Et est-ce que c'est une sorte d'avertissement lancé en préambule à l'auditeur... Une mise en garde destinée à rappeler que les acquis des générations précédentes peuvent voler en éclats à tout instant ? En ce cas, est-ce que l'artiste doit parfois jouer le rôle du "vigile", du "Canari dans la Mine" ? (Les canaris étaient autrefois utilisés dans les mines de charbon pour prévenir l'apparition de certains gaz toxiques et laisser ainsi à l'homme le temps de réagir au plus vite !) Quand les temps se font plus rudes, durs, incertains... Comme c'est le cas en ce moment !
EM (visiblement amusé...) : C'est marrant, que tu me demandes si l'artiste doit parfois jouer le rôle du "Canari dans la Mine de Charbon", parce que, j'ai autrefois écrit une chanson qui s'appelait Canaries In The Mind (terme désormais lié, de la même façon, aux récentes crises économiques) sur l'album Coming Home Again(2007) en lieu et place de la mine, et... oui ! Je pense que l'artiste se doit, de... (Il marque une pause)... Je n'ai jamais écrit mes chansons de façon ouvertement politique, mais j'essaie par contre de pénétrer le pouls de notre époque et de réagir au travers de ma vision, de mes propres sentiments, vis-à-vis de la période dans laquelle nous vivons... Il n'y a rien de plus naturel. C'est une chose qui se fait de façon quasi inconsciente... Les meilleurs artistes le font sans même y penser au préalable. Lorsque vous êtes réellement en prise avec votre époque, cela ne peut forcément que transparaître dans votre œuvre...

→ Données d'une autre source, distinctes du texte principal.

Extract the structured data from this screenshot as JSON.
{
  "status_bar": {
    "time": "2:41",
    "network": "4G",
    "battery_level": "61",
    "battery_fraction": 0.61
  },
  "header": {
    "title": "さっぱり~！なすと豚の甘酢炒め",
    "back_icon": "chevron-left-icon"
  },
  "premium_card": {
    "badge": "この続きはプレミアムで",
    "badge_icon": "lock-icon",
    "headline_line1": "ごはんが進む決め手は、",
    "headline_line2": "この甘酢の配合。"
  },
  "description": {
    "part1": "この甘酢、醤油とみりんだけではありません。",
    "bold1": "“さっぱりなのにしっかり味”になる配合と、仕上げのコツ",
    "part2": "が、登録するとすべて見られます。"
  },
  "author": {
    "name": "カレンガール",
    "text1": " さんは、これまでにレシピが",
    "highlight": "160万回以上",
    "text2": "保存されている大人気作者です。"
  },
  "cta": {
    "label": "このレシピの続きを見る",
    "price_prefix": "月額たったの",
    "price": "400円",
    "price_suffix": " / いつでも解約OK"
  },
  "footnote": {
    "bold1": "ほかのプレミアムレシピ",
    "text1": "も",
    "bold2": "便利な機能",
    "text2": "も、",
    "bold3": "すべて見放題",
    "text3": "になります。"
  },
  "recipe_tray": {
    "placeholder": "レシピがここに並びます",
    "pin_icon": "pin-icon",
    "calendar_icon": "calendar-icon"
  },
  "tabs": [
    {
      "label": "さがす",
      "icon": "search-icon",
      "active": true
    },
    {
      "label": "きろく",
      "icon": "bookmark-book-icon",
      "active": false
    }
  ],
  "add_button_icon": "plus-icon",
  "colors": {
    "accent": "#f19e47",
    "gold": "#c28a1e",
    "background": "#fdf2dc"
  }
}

Dans certaines des chansons de l'album, comme dans Angeline , tu as écrit des paroles magnifiques à propos de l'amour, de la compréhension entre les êtres, ou sur le mystère de la relation amoureuse : "l'amour peut s'apparenter à une idée usée, mais il me semble actuellement opérer un rapide comeback...", militant crânement pour que les choses évoluent ! Tu penses réellement, à l'image de la Flower Power Génération, que cet amour peut encore s'imposer en valeur universelle et diriger prochainement le monde ? En ces temps durs, cruels et immoraux, où ces valeurs de base semblent avoir disparues pour laisser la place au profit, aux abus de toutes sortes, à l'irrespect, au dédit humain, pour célébrer uniquement l'argent "roi" et la réussite individuelle à tout crin... le tout indexé sur le CAC 40, le NASDAQ, le Pétrole...
EM :C'est marrant, parce que, même si j'étais... et reste un grand fan des Rolling Stones... je me suis mis dernièrement à écouter de nombreuses chansons des Beatles, qui contenaient souvent un message d'"amour"... de type, All You Need Is Love, et... et puis, plus tu vieillis, plus tu réalises que c'est réellement LA dernière chose qui dure, qui reste. La chose pour laquelle la vie mérite d'être vécue. Tu peux très bien courir toute ta vie après une éventuelle mine d'or, après la célébrité ou la reconnaissance, c'est seulement l'amour, qui reste, qui perdure, au bout du compte...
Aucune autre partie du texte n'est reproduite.